Set up in James Dunn Hall, was a table with shirts, paint, and members of the committee stationed around the set-up. This was the hub of the Clothesline Project. Here, students could pick a shirt and paint on it with various symbolic colours. The colour white is a tribute to people who have died as a result of violence. The colour yellow is a tribute to survivors of physical assault and/or domestic violence. The colour red, pink, and orange are a homage to survivors of rape or sexual assault. Remaining colours are attributed to various violent acts such as childhood sexual abuse, attacks suffered due to perceived sexual orientation and verbal, emotional, and spiritual abuse.

After students were finished and had written a statement on the shirt with the appropriate paint colour, students would then hang up their shirt on one of two parallel clotheslines on lower campus.

Even if they didn’t hang up a shirt, Baldwin said everyone was supportive of the project that was stationed in the busy James Dunn Hall on campus.

“It causes a really important conversation to happen.”

This is St.
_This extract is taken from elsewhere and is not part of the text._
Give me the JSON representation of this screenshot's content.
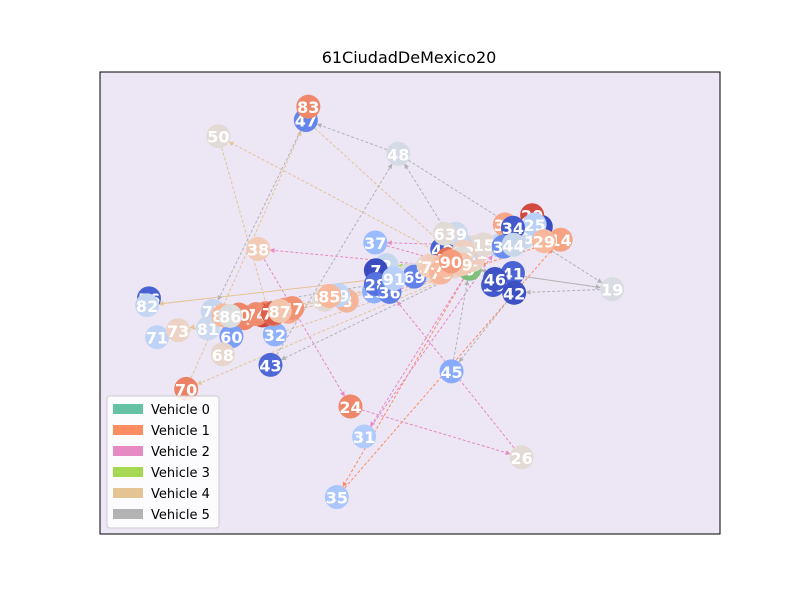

Thomas’ University’s first time installing the Clothesline Project; however, the idea originally had its start in a town in the United States in 1990.

It was around this time that statistics discovered that the same number of unnecessary deaths in the Vietnam War, its controversy still fresh in everyone’s minds, was almost equal in number to the number of women killed by their partners during those same years. A group of women in Massachusetts, appalled by these numbers, decided to formulate their own initiative to generate the same amount of scandal as the war deaths. They decided to create the Clothesline Project.

Since 1990, the Clothesline Project has been practiced worldwide and has gained a significant attention.

Now, St. Thomas University has decided to join the movement and students have noticed.